Advies 459: Architectendiensten kunnen niet als uniek kunstwerk onderhands gegund worden.
Beklaagde, een stichting die een museum exploiteert, heeft op 26 januari 2018 een ‘Aankondiging in geval van vrijwillige transparantie vooraf’ via TenderNed verzonden. Hierin heeft zij bekend gemaakt dat zij voornemens is op basis van een onderhandelingsprocedure zonder voorafgaande bekendmaking een overeenkomst te sluiten met X voor een overheidsopdracht voor architectendiensten tot het uitvoeren van een uitbreidingsstudie. Klager is een branchevereniging.
De klacht bevat twee onderdelen:
1. Beklaagde heeft in strijd met het transparantiebeginsel en het beginsel van gelijke behandeling gehandeld door onvoldoende gegevens betreffende de aard en omvang van de aan X te gunnen opdracht in de ‘Aankondiging in geval van vrijwillige transparantie vooraf’ bekend te maken, terwijl daarover in een andere publicatie meer gegevens zijn bekendgemaakt.

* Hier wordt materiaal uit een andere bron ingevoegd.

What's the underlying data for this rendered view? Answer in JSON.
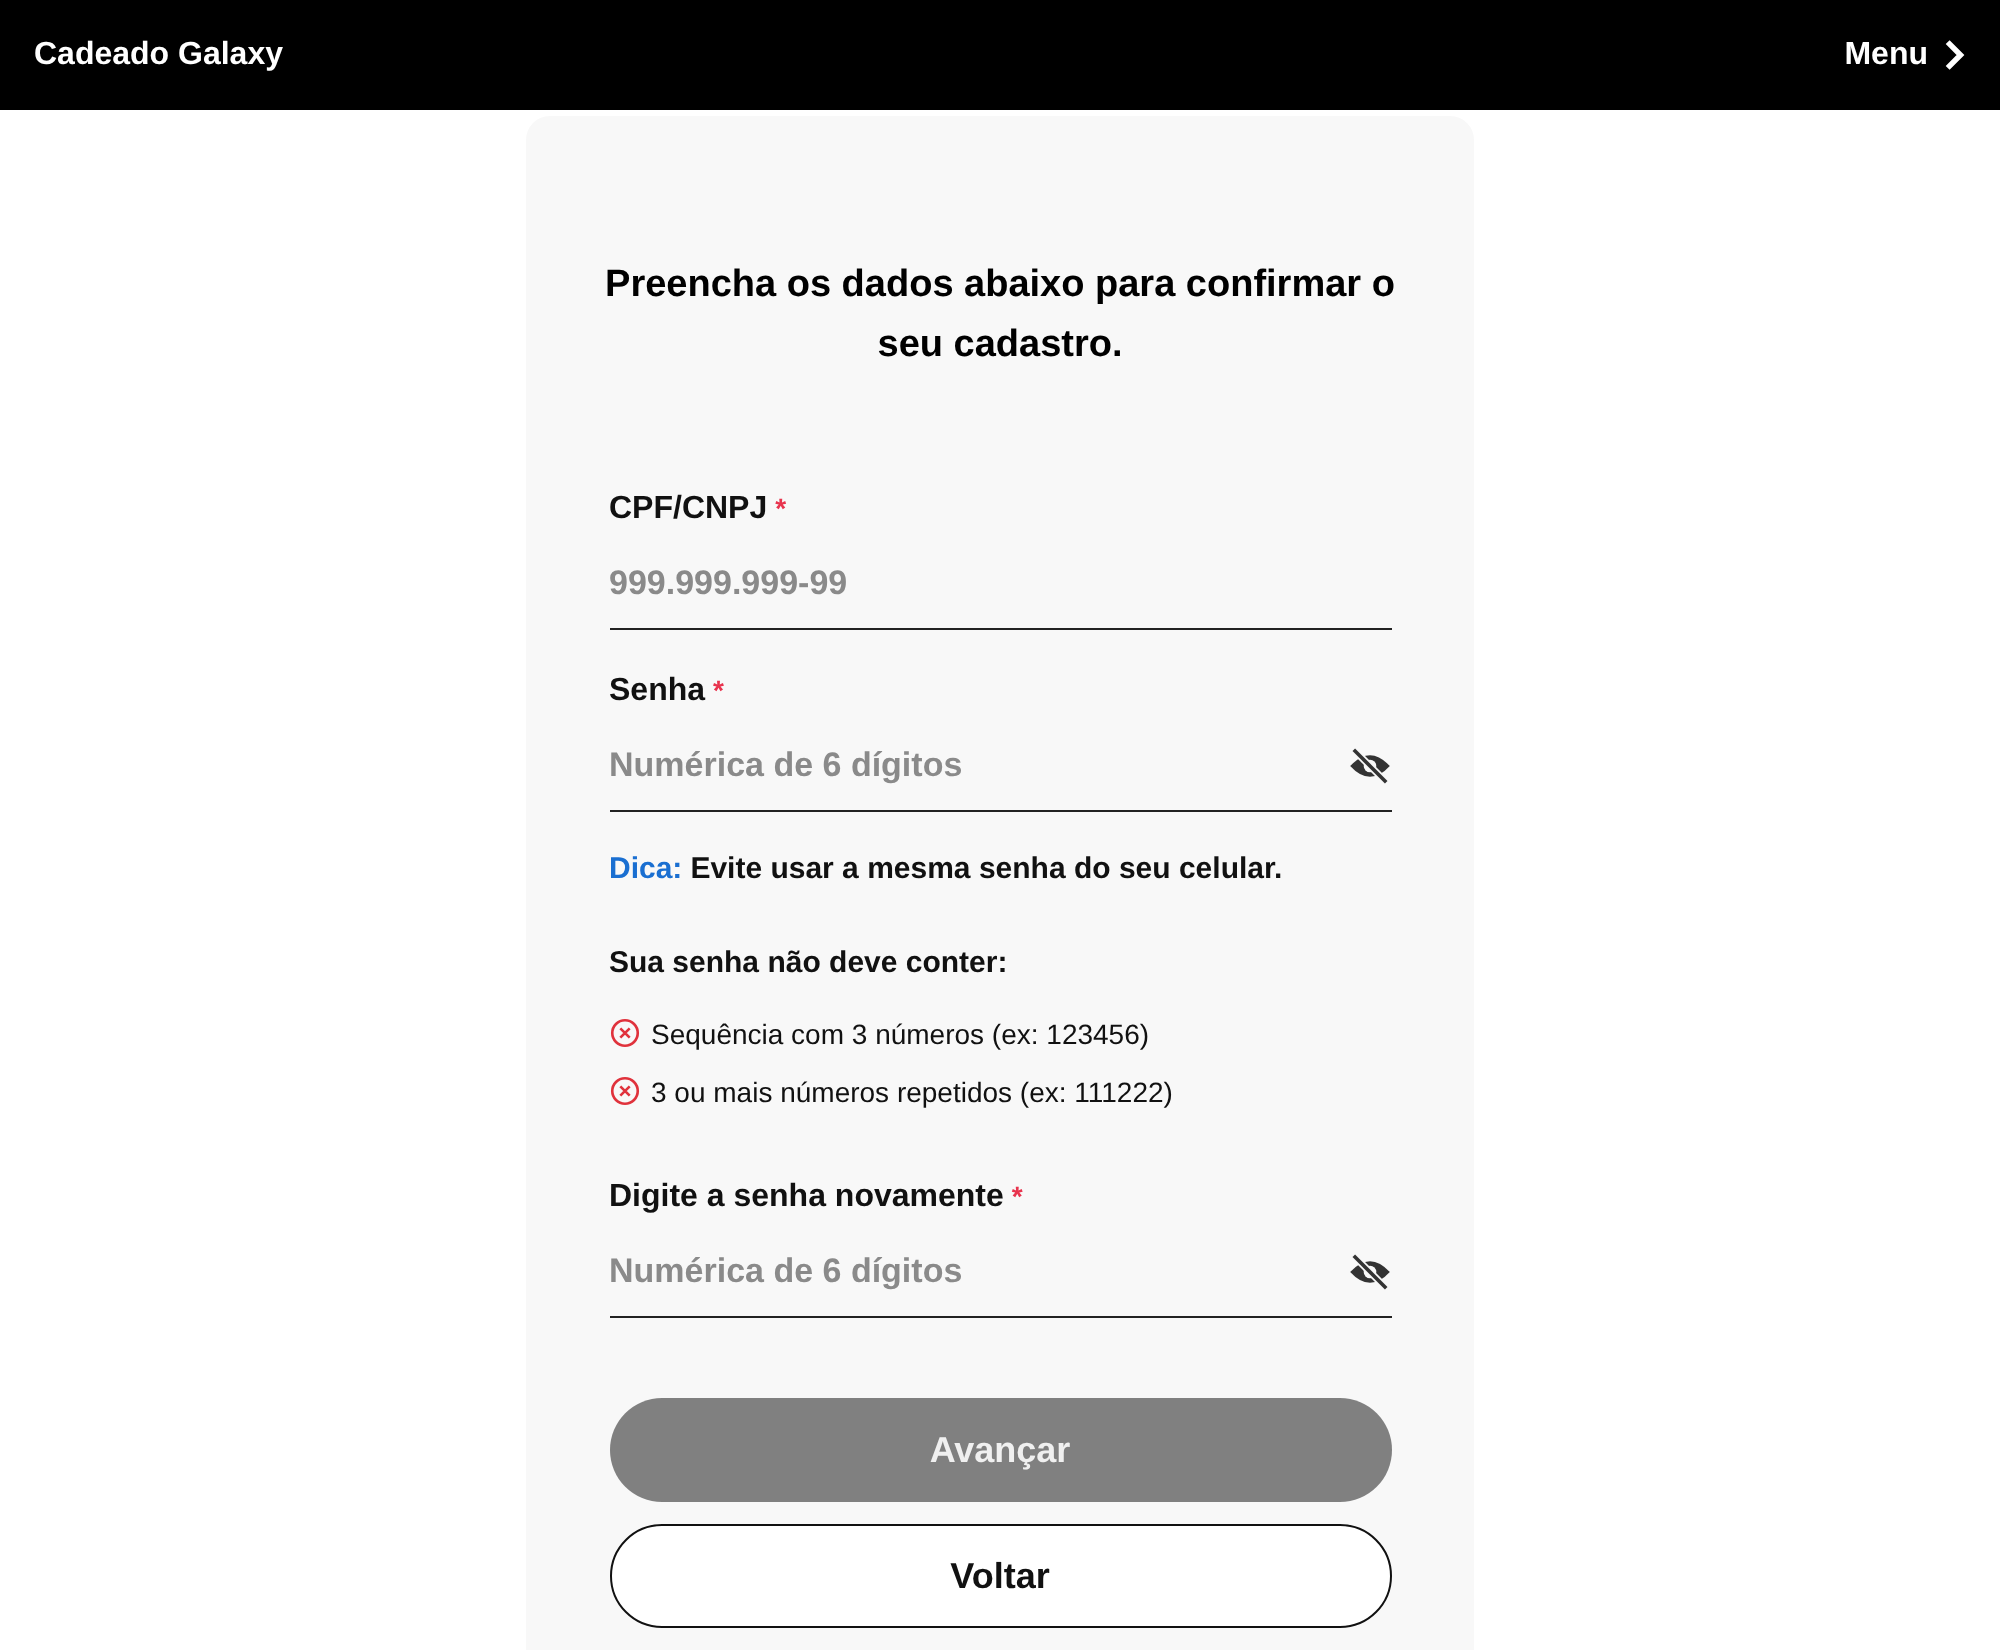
{
  "header": {
    "title": "Cadeado Galaxy",
    "menu_label": "Menu"
  },
  "form": {
    "heading": "Preencha os dados abaixo para confirmar o seu cadastro.",
    "fields": [
      {
        "label": "CPF/CNPJ",
        "required_mark": "*",
        "placeholder": "999.999.999-99",
        "kind": "text"
      },
      {
        "label": "Senha",
        "required_mark": "*",
        "placeholder": "Numérica de 6 dígitos",
        "kind": "password",
        "password_visible": false
      },
      {
        "label": "Digite a senha novamente",
        "required_mark": "*",
        "placeholder": "Numérica de 6 dígitos",
        "kind": "password",
        "password_visible": false
      }
    ],
    "hint": {
      "label": "Dica:",
      "text": "Evite usar a mesma senha do seu celular."
    },
    "rules_title": "Sua senha não deve conter:",
    "rules": [
      {
        "text": "Sequência com 3 números (ex: 123456)",
        "kind": "error"
      },
      {
        "text": "3 ou mais números repetidos (ex: 111222)",
        "kind": "error"
      }
    ],
    "buttons": [
      {
        "label": "Avançar",
        "kind": "primary",
        "disabled": true
      },
      {
        "label": "Voltar",
        "kind": "outline",
        "disabled": false
      }
    ]
  }
}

2. Beklaagde heeft ten onrechte met een beroep op artikel 2.32, lid 1, sub b, onder 1°, Aw 2012 de opdracht voor de haalbaarheidsstudie en de reguliere ontwerpopdracht tezamen onderhands gegund aan X en niet in concurrentie aanbesteed.
Naar het oordeel van de Commissie heeft beklaagde in strijd met het transparantiebeginsel gehandeld door in de ‘Aankondiging in geval van vrijwillige transparantie vooraf’ de aard en omvang van de opdracht onvoldoende bekend te maken. Niet alleen wordt geen informatie verstrekt omtrent de waarde en omvang van de uitbreiding van het museum, bovendien zullen niet alle redelijk geïnformeerde en normaal zorgvuldige potentiële inschrijvers de aankondiging in die zin uitleggen dat deze aankondiging tevens de opdracht voor de reguliere ontwerpdiensten betreft. In de aankondiging is de opdracht immers steeds aangeduid als ‘uitbreidingsstudie’ en de zin ‘Na positieve besluitvorming wordt een reguliere architectenopdracht aan dezelfde architect verstrekt.’ geeft in dat licht onvoldoende duidelijkheid.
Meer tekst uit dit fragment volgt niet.